Q&A: How is the US opioid crisis affecting children?

NEW YORK, N.Y. – Public attention to the historic wave of opioid addiction gripping the U.S. has focused mostly on its effect on adults and the thousands who have died of overdoses. Missed by much of the spotlight, though, is a hidden epidemic: children who have fallen victim to opioids’ wrath because a parent’s drug use has left them in danger and thrust them into the foster care system.

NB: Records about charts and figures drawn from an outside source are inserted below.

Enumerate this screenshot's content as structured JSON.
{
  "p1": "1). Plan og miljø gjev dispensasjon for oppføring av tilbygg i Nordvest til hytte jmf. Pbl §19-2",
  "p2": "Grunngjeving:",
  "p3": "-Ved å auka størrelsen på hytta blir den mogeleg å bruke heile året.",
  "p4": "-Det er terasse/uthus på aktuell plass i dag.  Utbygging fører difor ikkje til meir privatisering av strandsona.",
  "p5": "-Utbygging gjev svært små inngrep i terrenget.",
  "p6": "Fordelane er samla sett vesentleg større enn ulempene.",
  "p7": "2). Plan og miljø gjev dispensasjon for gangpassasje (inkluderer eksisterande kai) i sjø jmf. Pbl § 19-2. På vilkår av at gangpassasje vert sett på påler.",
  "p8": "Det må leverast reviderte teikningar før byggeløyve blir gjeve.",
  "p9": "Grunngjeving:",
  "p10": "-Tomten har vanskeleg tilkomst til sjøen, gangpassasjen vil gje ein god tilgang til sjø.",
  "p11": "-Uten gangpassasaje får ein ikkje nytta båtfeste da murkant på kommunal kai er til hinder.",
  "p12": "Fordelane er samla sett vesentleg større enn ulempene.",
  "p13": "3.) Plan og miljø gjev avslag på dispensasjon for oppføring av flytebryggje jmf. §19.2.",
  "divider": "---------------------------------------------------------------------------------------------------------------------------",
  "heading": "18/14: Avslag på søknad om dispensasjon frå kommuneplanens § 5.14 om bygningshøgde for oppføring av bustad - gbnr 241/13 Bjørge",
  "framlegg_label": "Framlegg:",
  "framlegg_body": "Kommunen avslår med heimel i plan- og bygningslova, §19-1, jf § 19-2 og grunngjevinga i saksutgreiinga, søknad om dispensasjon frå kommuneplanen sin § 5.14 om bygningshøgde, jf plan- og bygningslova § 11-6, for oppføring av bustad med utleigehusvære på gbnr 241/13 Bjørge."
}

A look at the issues surrounding children caught up in the opioid epidemic:

___

WHAT IS HAPPENING?

Abuse of painkillers, heroin, fentanyl and other opioids across the country has resulted in tens of thousands of children being removed from their homes and placed in the foster care system. New foster care cases involving parents who are using drugs have hit the highest point in more than three decades of record-keeping, accounting for 92,000 children entering the system in 2016, according to data by the U.S. Department of Health and Human Services. That’s one-third of the 274,000 children who entered foster care in the U.S. last year. From 2012 to 2016, the country saw a 32 per cent spike in drug-related foster care cases.

___

HOW IS THIS ANY DIFFERENT THAN BEFORE?

Drugs have always been a major driver of children into the foster care system, but officials haven’t seen something of this magnitude since the wave of crack cocaine use in the 1980s. Today’s opioid epidemic is the deadliest surge of drug use in the country’s history. That fact alone leads many to believe it could also amount to the most significant impact the country’s foster care system has ever seen. Officials’ assessment of the effect on children, though, has been less immediate than that of the deadliness of the epidemic or pressing law enforcement and health needs. The speed at which foster cases proceed through the court system and at which child welfare officials report data has contributed to that delay.

___

WAS THE SYSTEM PREPARED FOR THIS?

The rise in foster children due to parental drug use reversed a trend toward fewer new foster care cases in the decade preceding 2012. State and local officials, in turn, have been left trying to accommodate the influx of children. That means recruiting new foster parents, asking existing ones to take on another child, and increasing capacity in emergency shelters, group homes and other places that house wards of state. In some areas, staffing at child welfare agencies and in family and juvenile courts has been increased. The crisis also has officials weighing how to stem the tide by further increasing access to substance abuse treatment, and examining the way courts treat such cases.

___

WHAT BECOMES OF THE KIDS’ PARENTS?

Opioid addiction is claiming astounding numbers of American lives. The Centers for Disease Control and Prevention estimated 15,000 people died of prescription opioid overdoses in the U.S. in 2015, another 13,000 died of heroin overdoses, and more than 9,500 were killed by fentanyl and other synthetic opioids. Children have been orphaned by those deaths. Many others who are struggling with addiction have faced losing permanent custody of their children. Once a child enters foster care, federal law puts a timeline on how long parents have to comply with a court’s orders that they get clean. Parental rights can be terminated for those whose children have been in foster care for 15 out of the previous 22 months. Some parents, unable or unwilling to get clean, voluntarily relinquish their rights and hand over their children to a relative or foster parent.

___

WHO ARE THESE CHILDREN?

Children of all ages have been caught up in the addiction of their parents, but on average, they are about three years younger than other foster children, according to an Associated Press analysis of statistics obtained from the National Data Archive on Child Abuse and Neglect. Rampant opioid addiction has extended to pregnant women, resulting in infants born with exposure to the drugs and pulling down the average age of children who enter the system because of a parent’s drug use. About three-fourths of foster children who land in the system because of parental drug use are white. Child welfare officials often look to other family members to place a youngster with, and grandparents around the country are raising children again late in life because of their own child’s drug use. Opioid addiction has paralyzed two or more generations of a single family in some cases, though, complicating efforts to keep a child with blood relatives.

___

WHAT HAPPENS TO THE BABIES?

Babies exposed to opioids by their mother’s use during pregnancy are often born with a condition known as neonatal abstinence syndrome and can go through an agonizing withdrawal — reflected in a distinctive high-pitched cry, tremors in the arms and legs, and difficulty sleeping. Such babies are often born premature and underweight, and their mothers’ drug use increases their risk for exposure to hepatitis and HIV. Hospitals around the U.S. have begun testing newborns for drug exposure, and authorities are routinely involved when babies test positive. In many cases, they enter the foster care system in their very first days.

___

Associated Press data journalist Meghan Hoyer contributed to this report.